KPMG study says smaller projects better than Site C dam
Smaller clean-energy projects spread throughout BC would offer more economic benefits — and benefits to First Nations — than the proposed Site C hydro-electric dam said a KPMG study.
A comparison by Clean Energy BC (CEBC) of economic-impact numbers from a new KPMG study, and numbers from BC Hydro’s Site C projections, shows bigger returns from a portfolio of smaller projects in employment income, both during construction and in later operation.
And it shows a bigger over-all contribution to the BC economy.
Paul Kariya, executive director of Clean Energy BC, said:
“It’s clear that a cost-effective diversity of clean-energy projects situated throughout BC has a far greater positive impact on BC jobs and the economy, especially for First Nations than does BC Hydro’s Site C mega project up on the Peace River in northeastern BC.”

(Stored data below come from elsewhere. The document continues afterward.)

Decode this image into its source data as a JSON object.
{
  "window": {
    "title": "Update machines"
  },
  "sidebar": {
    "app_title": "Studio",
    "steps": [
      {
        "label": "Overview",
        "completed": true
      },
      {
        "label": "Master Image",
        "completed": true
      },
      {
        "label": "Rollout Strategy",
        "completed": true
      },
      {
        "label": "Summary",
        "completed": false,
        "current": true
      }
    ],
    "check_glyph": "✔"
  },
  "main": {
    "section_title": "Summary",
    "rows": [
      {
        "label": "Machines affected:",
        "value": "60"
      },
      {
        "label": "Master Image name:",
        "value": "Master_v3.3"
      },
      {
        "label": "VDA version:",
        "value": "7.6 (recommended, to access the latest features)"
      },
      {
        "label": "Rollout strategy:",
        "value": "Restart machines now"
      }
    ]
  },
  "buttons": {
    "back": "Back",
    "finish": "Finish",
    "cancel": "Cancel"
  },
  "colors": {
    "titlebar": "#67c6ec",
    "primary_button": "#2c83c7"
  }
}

KPMG used for its study “real-world data” from a sample of 12 operating BC clean-energy projects. A representative portfolio of wind-farm, run-of-river hydro and biomass projects that could produce 5,100 gigawatt-hours of electricity annually was used to calculate the jobs, income and GDP benefits. This is about the same output that BC Hydro estimates for Site C. (That’s enough power to run roughly 450,000 typical BC homes.)
The KPMG report comes after an October report from London Economics International (LEI) that found a similar sample group of clean-energy projects could save BC $750 million to $1 billion over the 70-year economic lifetime of Site C.